Download or read book Exit Zero written by Christine J. Walley and published by University of Chicago Press. This book was released on 2013-01-17 with total page 237 pages. Available in PDF, EPUB and Kindle. Book excerpt: Winner of CLR James Book Prize from the Working Class Studies Association and 2nd Place for the Victor Turner Prize in Ethnographic Writing. In 1980, Christine J. Walley’s world was turned upside down when the steel mill in Southeast Chicago where her father worked abruptly closed. In the ensuing years, ninety thousand other area residents would also lose their jobs in the mills—just one example of the vast scale of deindustrialization occurring across the United States. The disruption of this event propelled Walley into a career as a cultural anthropologist, and now, in Exit Zero, she brings her anthropological perspective home, examining the fate of her family and that of blue-collar America at large. Interweaving personal narratives and family photos with a nuanced assessment of the social impacts of deindustrialization, Exit Zero is one part memoir and one part ethnography— providing a much-needed female and familial perspective on cultures of labor and their decline. Through vivid accounts of her family’s struggles and her own upward mobility, Walley reveals the social landscapes of America’s industrial fallout, navigating complex tensions among class, labor, economy, and environment. Unsatisfied with the notion that her family’s turmoil was inevitable in the ever-forward progress of the United States, she provides a fresh and important counternarrative that gives a new voice to the many Americans whose distress resulting from deindustrialization has too often been ignored. This book is part of a project that also includes a documentary film.

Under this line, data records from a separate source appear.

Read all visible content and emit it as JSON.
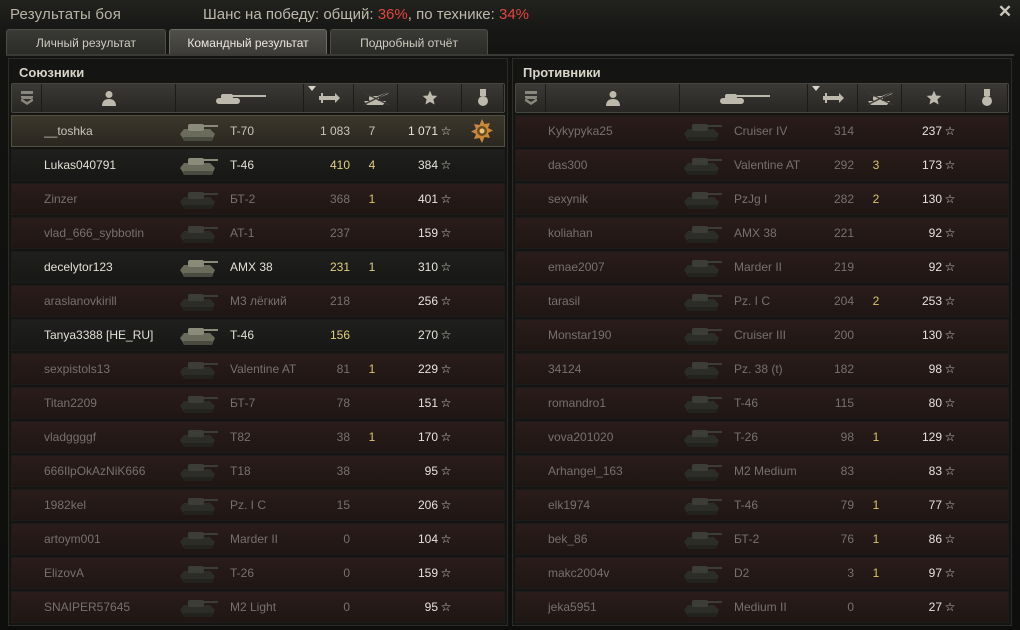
{
  "header": {
    "title": "Результаты боя",
    "chance_prefix": "Шанс на победу: общий: ",
    "chance_overall": "36%",
    "chance_mid": ", по технике: ",
    "chance_tech": "34%",
    "close_icon": "close-icon"
  },
  "tabs": [
    {
      "label": "Личный результат",
      "active": false
    },
    {
      "label": "Командный результат",
      "active": true
    },
    {
      "label": "Подробный отчёт",
      "active": false
    }
  ],
  "columns": {
    "icons": [
      "rank-icon",
      "player-icon",
      "tank-icon",
      "damage-icon",
      "kills-icon",
      "xp-star-icon",
      "medal-icon"
    ],
    "sorted_column": "damage"
  },
  "allies": {
    "title": "Союзники",
    "rows": [
      {
        "player": "__toshka",
        "tank": "T-70",
        "damage": "1 083",
        "kills": "7",
        "xp": "1 071",
        "state": "me",
        "medal": "medal-icon"
      },
      {
        "player": "Lukas040791",
        "tank": "T-46",
        "damage": "410",
        "kills": "4",
        "xp": "384",
        "state": "alive"
      },
      {
        "player": "Zinzer",
        "tank": "БТ-2",
        "damage": "368",
        "kills": "1",
        "xp": "401",
        "state": "dead"
      },
      {
        "player": "vlad_666_sybbotin",
        "tank": "AT-1",
        "damage": "237",
        "kills": "",
        "xp": "159",
        "state": "dead"
      },
      {
        "player": "decelytor123",
        "tank": "AMX 38",
        "damage": "231",
        "kills": "1",
        "xp": "310",
        "state": "alive"
      },
      {
        "player": "araslanovkirill",
        "tank": "М3 лёгкий",
        "damage": "218",
        "kills": "",
        "xp": "256",
        "state": "dead"
      },
      {
        "player": "Tanya3388 [HE_RU]",
        "tank": "T-46",
        "damage": "156",
        "kills": "",
        "xp": "270",
        "state": "alive"
      },
      {
        "player": "sexpistols13",
        "tank": "Valentine AT",
        "damage": "81",
        "kills": "1",
        "xp": "229",
        "state": "dead"
      },
      {
        "player": "Titan2209",
        "tank": "БТ-7",
        "damage": "78",
        "kills": "",
        "xp": "151",
        "state": "dead"
      },
      {
        "player": "vladggggf",
        "tank": "T82",
        "damage": "38",
        "kills": "1",
        "xp": "170",
        "state": "dead"
      },
      {
        "player": "666IlpOkAzNiK666",
        "tank": "T18",
        "damage": "38",
        "kills": "",
        "xp": "95",
        "state": "dead"
      },
      {
        "player": "1982kel",
        "tank": "Pz. I C",
        "damage": "15",
        "kills": "",
        "xp": "206",
        "state": "dead"
      },
      {
        "player": "artoym001",
        "tank": "Marder II",
        "damage": "0",
        "kills": "",
        "xp": "104",
        "state": "dead"
      },
      {
        "player": "ElizovA",
        "tank": "T-26",
        "damage": "0",
        "kills": "",
        "xp": "159",
        "state": "dead"
      },
      {
        "player": "SNAIPER57645",
        "tank": "M2 Light",
        "damage": "0",
        "kills": "",
        "xp": "95",
        "state": "dead"
      }
    ]
  },
  "enemies": {
    "title": "Противники",
    "rows": [
      {
        "player": "Kykypyka25",
        "tank": "Cruiser IV",
        "damage": "314",
        "kills": "",
        "xp": "237",
        "state": "dead"
      },
      {
        "player": "das300",
        "tank": "Valentine AT",
        "damage": "292",
        "kills": "3",
        "xp": "173",
        "state": "dead"
      },
      {
        "player": "sexynik",
        "tank": "PzJg I",
        "damage": "282",
        "kills": "2",
        "xp": "130",
        "state": "dead"
      },
      {
        "player": "koliahan",
        "tank": "AMX 38",
        "damage": "221",
        "kills": "",
        "xp": "92",
        "state": "dead"
      },
      {
        "player": "emae2007",
        "tank": "Marder II",
        "damage": "219",
        "kills": "",
        "xp": "92",
        "state": "dead"
      },
      {
        "player": "tarasil",
        "tank": "Pz. I C",
        "damage": "204",
        "kills": "2",
        "xp": "253",
        "state": "dead"
      },
      {
        "player": "Monstar190",
        "tank": "Cruiser III",
        "damage": "200",
        "kills": "",
        "xp": "130",
        "state": "dead"
      },
      {
        "player": "34124",
        "tank": "Pz. 38 (t)",
        "damage": "182",
        "kills": "",
        "xp": "98",
        "state": "dead"
      },
      {
        "player": "romandro1",
        "tank": "T-46",
        "damage": "115",
        "kills": "",
        "xp": "80",
        "state": "dead"
      },
      {
        "player": "vova201020",
        "tank": "T-26",
        "damage": "98",
        "kills": "1",
        "xp": "129",
        "state": "dead"
      },
      {
        "player": "Arhangel_163",
        "tank": "M2 Medium",
        "damage": "83",
        "kills": "",
        "xp": "83",
        "state": "dead"
      },
      {
        "player": "elk1974",
        "tank": "T-46",
        "damage": "79",
        "kills": "1",
        "xp": "77",
        "state": "dead"
      },
      {
        "player": "bek_86",
        "tank": "БТ-2",
        "damage": "76",
        "kills": "1",
        "xp": "86",
        "state": "dead"
      },
      {
        "player": "makc2004v",
        "tank": "D2",
        "damage": "3",
        "kills": "1",
        "xp": "97",
        "state": "dead"
      },
      {
        "player": "jeka5951",
        "tank": "Medium II",
        "damage": "0",
        "kills": "",
        "xp": "27",
        "state": "dead"
      }
    ]
  },
  "colors": {
    "accent_red": "#e2463e",
    "alive_value": "#e0cf7f",
    "dead_text": "#77716a"
  }
}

Download or read book Awakening to Race written by Jack Turner and published by University of Chicago Press. This book was released on 2012-09-20 with total page 217 pages. Available in PDF, EPUB and Kindle. Book excerpt: The election of America’s first black president has led many to believe that race is no longer a real obstacle to success and that remaining racial inequality stems largely from the failure of minority groups to take personal responsibility for seeking out opportunities. Often this argument is made in the name of the long tradition of self-reliance and American individualism. In Awakening to Race, Jack Turner upends this view, arguing that it expresses not a deep commitment to the values of individualism, but a narrow understanding of them. Drawing on the works of Ralph Waldo Emerson, Henry David Thoreau, Frederick Douglass, Ralph Ellison, and James Baldwin, Turner offers an original reconstruction of democratic individualism in American thought. All these thinkers, he shows, held that personal responsibility entails a refusal to be complicit in injustice and a duty to combat the conditions and structures that support it. At a time when individualism is invoked as a reason for inaction, Turner makes the individualist tradition the basis of a bold and impassioned case for race consciousness—consciousness of the ways that race continues to constrain opportunity in America. Turner’s “new individualism” becomes the grounds for concerted public action against racial injustice.